As Medicare prepares to cut physician reimbursement by 10.6% on 15 July, physicians nationwide are preparing to no longer care for Medicare patients. It was reported last week that 42% of Texas physicians have already opted out of Medicare. Many more will surely follow if Congress does not block this major reimbursement cut.
Lowering the Medicare reimbursement of physicians so low that they cannot afford to care for Medicare patients has decreased the ability of many patients to access medical care. This is a very clever move by politicians and bureaucrats as it successfully creates another highly effective rationing tool: It prevents many elderly and disabled from even getting in line for care.
(As discussed on this blog previously, Medicaid patients have had similar problems.)
Rationing heath care is first achieved by progressively cutting the money paid to the principal providers of the health care, especially the physicians. We have seen this happen with both Medicaid and Medicare.

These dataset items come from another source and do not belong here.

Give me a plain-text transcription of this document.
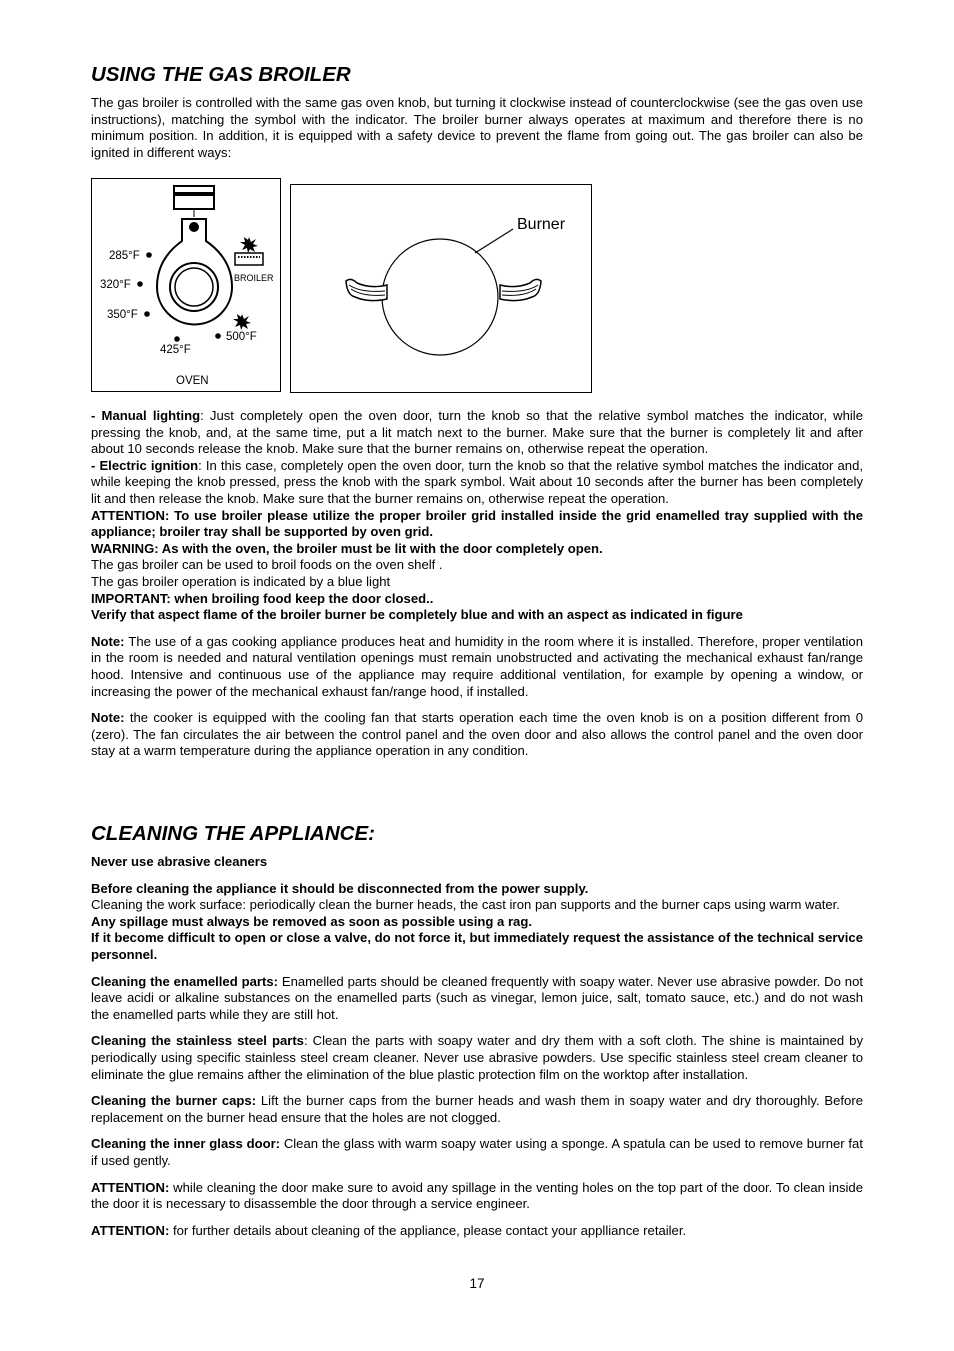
USING THE GAS BROILER

The gas broiler is controlled with the same gas oven knob, but turning it clockwise instead of counterclockwise (see the gas oven use instructions), matching the symbol with the indicator. The broiler burner always operates at maximum and therefore there is no minimum position. In addition, it is equipped with a safety device to prevent the flame from going out. The gas broiler can also be ignited in different ways:

BROILER
285°F
320°F
350°F
425°F
500°F
OVEN
Burner

- Manual lighting: Just completely open the oven door, turn the knob so that the relative symbol matches the indicator, while pressing the knob, and, at the same time, put a lit match next to the burner. Make sure that the burner is completely lit and after about 10 seconds release the knob. Make sure that the burner remains on, otherwise repeat the operation.

- Electric ignition: In this case, completely open the oven door, turn the knob so that the relative symbol matches the indicator and, while keeping the knob pressed, press the knob with the spark symbol. Wait about 10 seconds after the burner has been completely lit and then release the knob. Make sure that the burner remains on, otherwise repeat the operation.

ATTENTION: To use broiler please utilize the proper broiler grid installed inside the grid enamelled tray supplied with the appliance; broiler tray shall be supported by oven grid.

WARNING: As with the oven, the broiler must be lit with the door completely open.

The gas broiler can be used to broil foods on the oven shelf .

The gas broiler operation is indicated by a blue light

IMPORTANT: when broiling food keep the door closed..

Verify that aspect flame of the broiler burner be completely blue and with an aspect as indicated in figure

Note: The use of a gas cooking appliance produces heat and humidity in the room where it is installed. Therefore, proper ventilation in the room is needed and natural ventilation openings must remain unobstructed and activating the mechanical exhaust fan/range hood. Intensive and continuous use of the appliance may require additional ventilation, for example by opening a window, or increasing the power of the mechanical exhaust fan/range hood, if installed.

Note: the cooker is equipped with the cooling fan that starts operation each time the oven knob is on a position different from 0 (zero). The fan circulates the air between the control panel and the oven door and also allows the control panel and the oven door stay at a warm temperature during the appliance operation in any condition.

CLEANING THE APPLIANCE:

Never use abrasive cleaners

Before cleaning the appliance it should be disconnected from the power supply.

Cleaning the work surface: periodically clean the burner heads, the cast iron pan supports and the burner caps using warm water.

Any spillage must always be removed as soon as possible using a rag.

If it become difficult to open or close a valve, do not force it, but immediately request the assistance of the technical service personnel.

Cleaning the enamelled parts: Enamelled parts should be cleaned frequently with soapy water. Never use abrasive powder. Do not leave acidi or alkaline substances on the enamelled parts (such as vinegar, lemon juice, salt, tomato sauce, etc.) and do not wash the enamelled parts while they are still hot.

Cleaning the stainless steel parts: Clean the parts with soapy water and dry them with a soft cloth. The shine is maintained by periodically using specific stainless steel cream cleaner. Never use abrasive powders. Use specific stainless steel cream cleaner to eliminate the glue remains afther the elimination of the blue plastic protection film on the worktop after installation.

Cleaning the burner caps: Lift the burner caps from the burner heads and wash them in soapy water and dry thoroughly. Before replacement on the burner head ensure that the holes are not clogged.

Cleaning the inner glass door: Clean the glass with warm soapy water using a sponge. A spatula can be used to remove burner fat if used gently.

ATTENTION: while cleaning the door make sure to avoid any spillage in the venting holes on the top part of the door. To clean inside the door it is necessary to disassemble the door through a service engineer.

ATTENTION: for further details about cleaning of the appliance, please contact your applliance retailer.

17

With each cut, some physicians will elect to opt out of the health care plan, as they can no longer afford to provide the services needed by the patients in the plan, pay their employees, and keep their doors open for business.
A physician has many fixed costs associated with running a clinical practice. The major costs are employee salaries and benefits. Also, there is rent for the office space, costs for heating and cooling, electricity and water and sewage charges, costs for equipment and supplies, and insurance premiums. As an example, if overhead expenses average $40 per patient visit and the physician is reimbursed only $35 for the visit, the physician actually loses money for each Medicare patient seen.
The decreasing numbers of physicians participating in a health care plan make it more difficult for the patients in the plan to make appointments with physicians. In many towns and small cities there are now few physicians who will accept appointments with Medicaid or Medicare patients.
The poor, elderly, racial minorities, rural residents, and veterans are the first to experience the full brunt of the rationing. They can often not afford to seek other sources of health care.
There has been little courage on the part of Congress (and when it comes to state programs, legislators) to reverse the process. As long as voters do not understand that government is the problem and not the solution, health care quality will continue to deteriorate and costs will continue to rise. The politicians will promise changes with every election in order to gain ever more power and control over the very lives of the people.